Cette étude sonne comme un écho à la future Journée mondiale des zones humides attendue cette année à partir du 2 février. Son thème ? Des zones humides pour les villes de demain…
L’écologue Emma Rossi, chercheuse au Cary Institute of Ecosystem Studies, montre dans une étude parue en janvier 2018 dans la revue Environnmental Toxicology and Chemistry, que les cours d’eau « urbains », où qui passent par des zones urbanisées, contribuent au développement de résistances de la part de microorganismes envers des produits pharmaceutiques. En cause, les systèmes de traitement des eaux usées ne permettent pas ou peu le traitement des composés tels que les antibiotiques, les antidouleurs, les antihistaminiques et autres médicaments, qui se retrouvent donc dans le milieu aquatique.
Dans les cours d’eau, une multitude de bactéries et de microalgues interagissent les uns les autres pour former ce que l’on appelle un biofilm, soit l’assemblage de ces communautés microorganiques sur un substrat dur plus ou moins immergé. Les biofilms jouent un rôle essentiel dans le maintien du bon fonctionnement écologique des cours d’eaux, à travers leur implication dans la régulation des pollutions d’origines organiques, des phénomènes d’eutrophisation et des cycles géochimiques (carbone, azote). Ils sont également l’un des premiers maillons de la chaîne alimentaire.

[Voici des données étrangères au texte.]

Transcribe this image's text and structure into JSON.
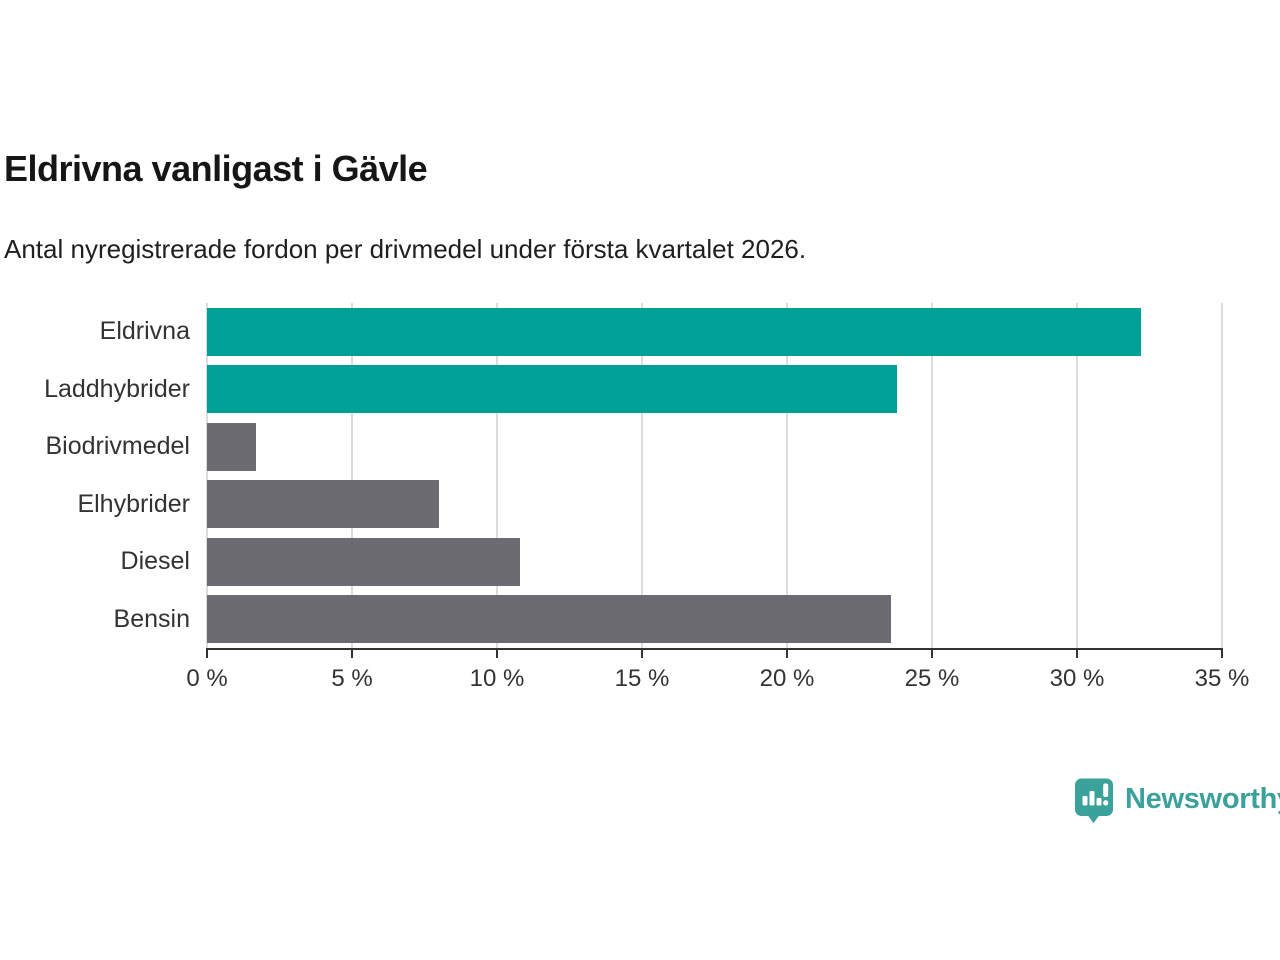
{
  "title": "Eldrivna vanligast i Gävle",
  "subtitle": "Antal nyregistrerade fordon per drivmedel under första kvartalet 2026.",
  "brand": {
    "name": "Newsworthy",
    "logo_icon": "newsworthy-speech-bubble-chart-icon",
    "color": "#3BA19B"
  },
  "colors": {
    "highlight_bar": "#00A096",
    "default_bar": "#6B6B71",
    "gridline": "#DCDCDC",
    "axis": "#333333",
    "text": "#333333"
  },
  "chart_data": {
    "type": "bar",
    "orientation": "horizontal",
    "title": "Eldrivna vanligast i Gävle",
    "subtitle": "Antal nyregistrerade fordon per drivmedel under första kvartalet 2026.",
    "categories": [
      "Eldrivna",
      "Laddhybrider",
      "Biodrivmedel",
      "Elhybrider",
      "Diesel",
      "Bensin"
    ],
    "values": [
      32.2,
      23.8,
      1.7,
      8.0,
      10.8,
      23.6
    ],
    "unit": "%",
    "bar_colors": [
      "#00A096",
      "#00A096",
      "#6B6B71",
      "#6B6B71",
      "#6B6B71",
      "#6B6B71"
    ],
    "xlabel": "",
    "ylabel": "",
    "xlim": [
      0,
      35
    ],
    "x_tick_values": [
      0,
      5,
      10,
      15,
      20,
      25,
      30,
      35
    ],
    "x_tick_labels": [
      "0 %",
      "5 %",
      "10 %",
      "15 %",
      "20 %",
      "25 %",
      "30 %",
      "35 %"
    ],
    "grid": true,
    "legend": false
  }
}
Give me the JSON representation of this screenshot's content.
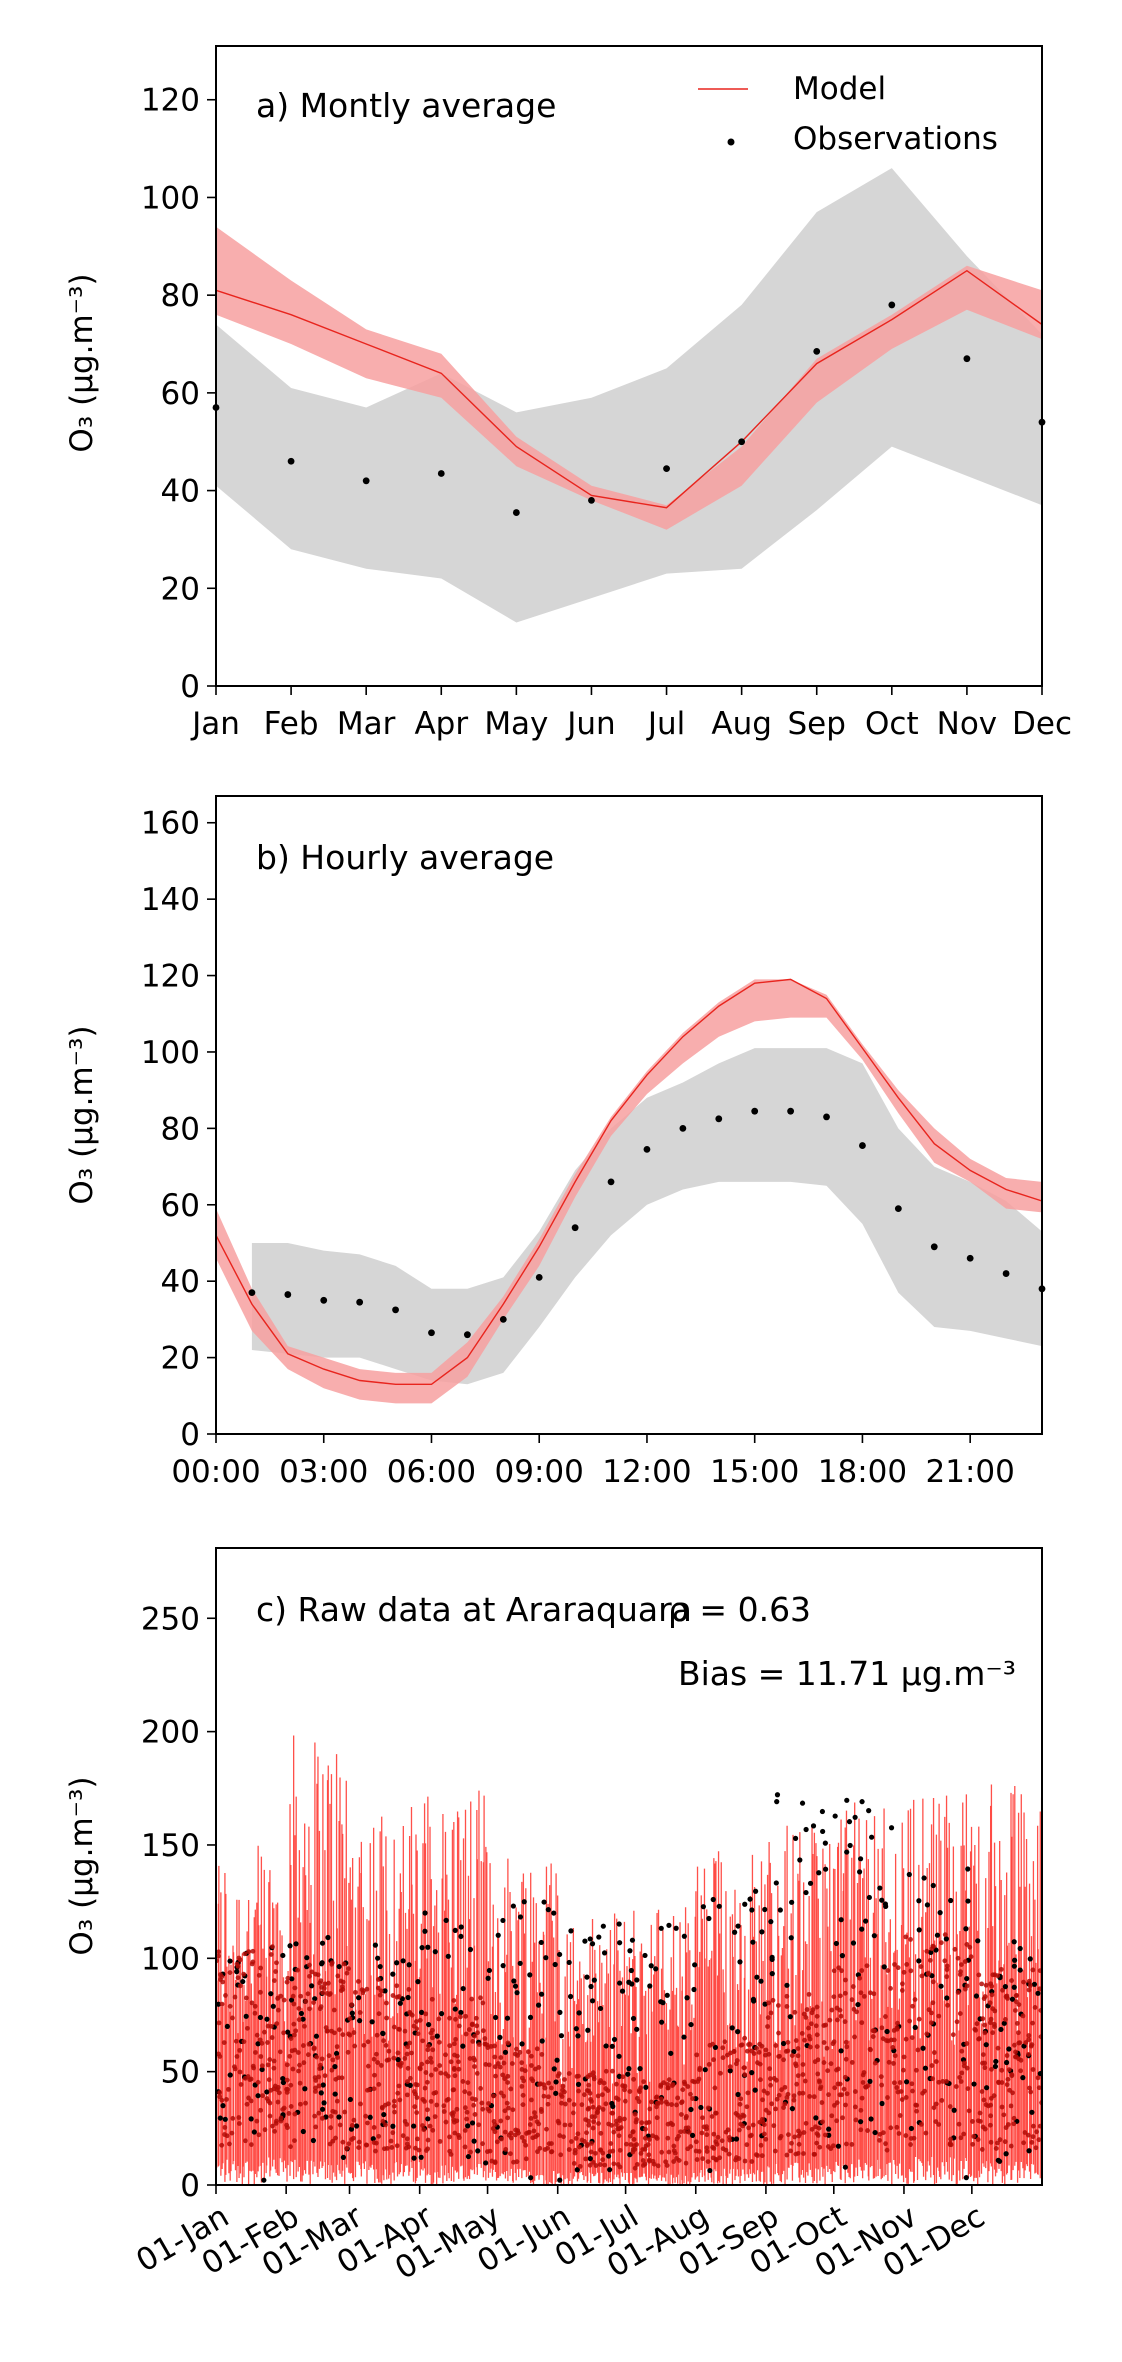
{
  "chart_data": [
    {
      "type": "line",
      "label": "a) Montly average",
      "ylabel": "O₃ (μg.m⁻³)",
      "ylim": [
        0,
        131
      ],
      "yticks": [
        0,
        20,
        40,
        60,
        80,
        100,
        120
      ],
      "xticks": [
        "Jan",
        "Feb",
        "Mar",
        "Apr",
        "May",
        "Jun",
        "Jul",
        "Aug",
        "Sep",
        "Oct",
        "Nov",
        "Dec"
      ],
      "xtick_positions": [
        1,
        2,
        3,
        4,
        5,
        6,
        7,
        8,
        9,
        10,
        11,
        12
      ],
      "xlim": [
        1,
        12
      ],
      "legend": {
        "position": "top-right",
        "entries": [
          "Model",
          "Observations"
        ]
      },
      "series": [
        {
          "name": "Model",
          "kind": "line",
          "color": "#e8251e",
          "x": [
            1,
            2,
            3,
            4,
            5,
            6,
            7,
            8,
            9,
            10,
            11,
            12
          ],
          "values": [
            81,
            76,
            70,
            64,
            49,
            39,
            36.5,
            50,
            66,
            75,
            85,
            74
          ],
          "band_low": [
            76,
            70,
            63,
            59,
            45,
            38,
            32,
            41,
            58,
            69,
            77,
            71
          ],
          "band_high": [
            94,
            83,
            73,
            68,
            51,
            41,
            37,
            49,
            67,
            76,
            86,
            81
          ]
        },
        {
          "name": "Observations",
          "kind": "scatter",
          "color": "#000000",
          "x": [
            1,
            2,
            3,
            4,
            5,
            6,
            7,
            8,
            9,
            10,
            11,
            12
          ],
          "values": [
            57,
            46,
            42,
            43.5,
            35.5,
            38,
            44.5,
            50,
            68.5,
            78,
            67,
            54
          ],
          "band_low": [
            41,
            28,
            24,
            22,
            13,
            18,
            23,
            24,
            36,
            49,
            43,
            37
          ],
          "band_high": [
            74,
            61,
            57,
            64,
            56,
            59,
            65,
            78,
            97,
            106,
            88,
            72
          ]
        }
      ]
    },
    {
      "type": "line",
      "label": "b) Hourly average",
      "ylabel": "O₃ (μg.m⁻³)",
      "ylim": [
        0,
        167
      ],
      "yticks": [
        0,
        20,
        40,
        60,
        80,
        100,
        120,
        140,
        160
      ],
      "xlim": [
        0,
        23
      ],
      "xticks": [
        "00:00",
        "03:00",
        "06:00",
        "09:00",
        "12:00",
        "15:00",
        "18:00",
        "21:00"
      ],
      "xtick_positions": [
        0,
        3,
        6,
        9,
        12,
        15,
        18,
        21
      ],
      "series": [
        {
          "name": "Model",
          "kind": "line",
          "color": "#e8251e",
          "x": [
            0,
            1,
            2,
            3,
            4,
            5,
            6,
            7,
            8,
            9,
            10,
            11,
            12,
            13,
            14,
            15,
            16,
            17,
            18,
            19,
            20,
            21,
            22,
            23
          ],
          "values": [
            52,
            34,
            21,
            17,
            14,
            13,
            13,
            20,
            34,
            49,
            66,
            82,
            94,
            104,
            112,
            118,
            119,
            114,
            101,
            88,
            76,
            69,
            64,
            61
          ],
          "band_low": [
            46,
            27,
            17,
            12,
            9,
            8,
            8,
            15,
            30,
            44,
            62,
            78,
            89,
            97,
            104,
            108,
            109,
            109,
            98,
            84,
            71,
            66,
            59,
            58
          ],
          "band_high": [
            59,
            38,
            23,
            20,
            17,
            16,
            16,
            24,
            36,
            51,
            68,
            83,
            95,
            105,
            113,
            119,
            119,
            115,
            102,
            90,
            80,
            72,
            67,
            66
          ]
        },
        {
          "name": "Observations",
          "kind": "scatter",
          "color": "#000000",
          "x": [
            1,
            2,
            3,
            4,
            5,
            6,
            7,
            8,
            9,
            10,
            11,
            12,
            13,
            14,
            15,
            16,
            17,
            18,
            19,
            20,
            21,
            22,
            23
          ],
          "values": [
            37,
            36.5,
            35,
            34.5,
            32.5,
            26.5,
            26,
            30,
            41,
            54,
            66,
            74.5,
            80,
            82.5,
            84.5,
            84.5,
            83,
            75.5,
            59,
            49,
            46,
            42,
            38
          ],
          "band_low": [
            22,
            21,
            20,
            20,
            17,
            14,
            13,
            16,
            28,
            41,
            52,
            60,
            64,
            66,
            66,
            66,
            65,
            55,
            37,
            28,
            27,
            25,
            23
          ],
          "band_high": [
            50,
            50,
            48,
            47,
            44,
            38,
            38,
            41,
            53,
            69,
            80,
            88,
            92,
            97,
            101,
            101,
            101,
            97,
            80,
            70,
            66,
            61,
            53
          ]
        }
      ]
    },
    {
      "type": "line",
      "label": "c) Raw data at Araraquara",
      "annotations": [
        "ρ = 0.63",
        "Bias = 11.71 μg.m⁻³"
      ],
      "ylabel": "O₃ (μg.m⁻³)",
      "ylim": [
        0,
        281
      ],
      "yticks": [
        0,
        50,
        100,
        150,
        200,
        250
      ],
      "xticks": [
        "01-Jan",
        "01-Feb",
        "01-Mar",
        "01-Apr",
        "01-May",
        "01-Jun",
        "01-Jul",
        "01-Aug",
        "01-Sep",
        "01-Oct",
        "01-Nov",
        "01-Dec"
      ],
      "xtick_positions": [
        "2019-01-01",
        "2019-02-01",
        "2019-03-01",
        "2019-04-01",
        "2019-05-01",
        "2019-06-01",
        "2019-07-01",
        "2019-08-01",
        "2019-09-01",
        "2019-10-01",
        "2019-11-01",
        "2019-12-01"
      ],
      "xlim": [
        "2019-01-01",
        "2019-12-31"
      ],
      "series": [
        {
          "name": "Model",
          "kind": "line",
          "color": "#f21c14",
          "x_monthly": [
            "Jan",
            "Feb",
            "Mar",
            "Apr",
            "May",
            "Jun",
            "Jul",
            "Aug",
            "Sep",
            "Oct",
            "Nov",
            "Dec"
          ],
          "monthly_max": [
            150,
            200,
            170,
            175,
            150,
            120,
            125,
            150,
            160,
            170,
            175,
            178
          ],
          "monthly_mean": [
            81,
            76,
            70,
            64,
            49,
            39,
            36.5,
            50,
            66,
            75,
            85,
            74
          ]
        },
        {
          "name": "Observations",
          "kind": "scatter",
          "color": "#000000",
          "x_monthly": [
            "Jan",
            "Feb",
            "Mar",
            "Apr",
            "May",
            "Jun",
            "Jul",
            "Aug",
            "Sep",
            "Oct",
            "Nov",
            "Dec"
          ],
          "monthly_max": [
            105,
            110,
            108,
            120,
            125,
            117,
            115,
            130,
            175,
            170,
            145,
            110
          ],
          "monthly_mean": [
            57,
            46,
            42,
            43.5,
            35.5,
            38,
            44.5,
            50,
            68.5,
            78,
            67,
            54
          ]
        }
      ]
    }
  ]
}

Mais en quoi l’apport de ces produits de synthèse d’origine pharmaceutique est-il en mesure de modifier l’équilibre et la composition taxonomique de ces biofilms, mettant ainsi en péril (ou pas) leur fonctionnement et leur rôle structurels ?
Plusieurs études ont déjà montré la sensibilité de ces biocénoses particulières face à diverses perturbations. Et l’apport continu de contaminants d’origine anthropique a de réels impacts sur la compostions et la diversité de l’assemblage de ces microorganismes. Ainsi, bien plus que les biofilms en eux-mêmes, c’est toute l’écologie d’un cours d’eau qui pourrait être altérée.

Pour en avoir le cœur net, l’équipe d’Emma Rossi évoque deux hypothèses : les biofilms des cours d’eaux urbains sont plus résistants en raison d’une exposition continue aux produits chimiques (résilience et adaptation des microorganismes) tandis que les cours d’eaux de zones moins urbanisées sont plus sensibles car moins soumis à ce genre de pollution.
Les chercheurs ont trouvé dans les eaux analysées la présence abondante de 6 composés chimiques communs : paracétamol, caféine (stimulant et diurétique), sulfaméthoxazole (un antibiotique), diphénhydramine (un antihistaminique), amphétamine et morphine (antidouleurs). D’autres composés viennent également enrichir ce « cocktail chimique ».
Pour tenter d’évaluer l’impact de ces composés de synthèse sur l’assemblage et le fonctionnement des biofilms, les auteurs ont analysé la respiration de ces biofilms. Les résultats diffèrent en fonction de degré d’urbanisation de la zone et des types de contaminants auxquels ils s’exposent. Mais d’une manière générale, tous s’accordent pour dire que la respiration des biofilms est altérée en présence de ces éléments. Ils trouvent également une corrélation entre le degré d’urbanisation et la teneur en produits pharmaceutiques du cours d’eau : plus celui-ci est urbanisé, plus cette teneur augmente. L’hypothèse de départ semble se confirmer car les auteurs estiment que le fonctionnement des biofilms dans les zones soumises à de forts apports de produits médicamenteux présentent une meilleure respiration que dans les zones soumises à des apports non continus mais par à coups.
Plus inquiétant, les bactéries du genre Aeromonas sont abondantes dans les eaux des sites les plus urbanisés. La plupart des bactéries du genre Aeromonas sont responsables de maladies chez l’homme, comme les maladies gastro-intestinales. La présence de l’antibiotique « ciprofloxacine » induit un changement majeur dans la composition taxonomique des biofilms. Les microorganismes les moins résistants à cet antibiotique régressent au profit des bactéries plus résistantes. Les auteurs montrent ainsi que les biofilms des zones les plus urbanisées, même s’ils changent sous l’effet des produits chimiques médicamenteux, sont beaucoup plus résilients. Mais s’ils sont capables de « s’adapter », ces changements de communautés au sein des biofilms peut dans certain cas être favorable au développement de bactéries infectieuses pour l’homme, comme pour le cas des bactéries du genre Aeromonas.
Cette étude montre de plus l’intérêt de zones humides en milieu urbain, non pas comme aménité, mais aussi comme une problématique sanitaire.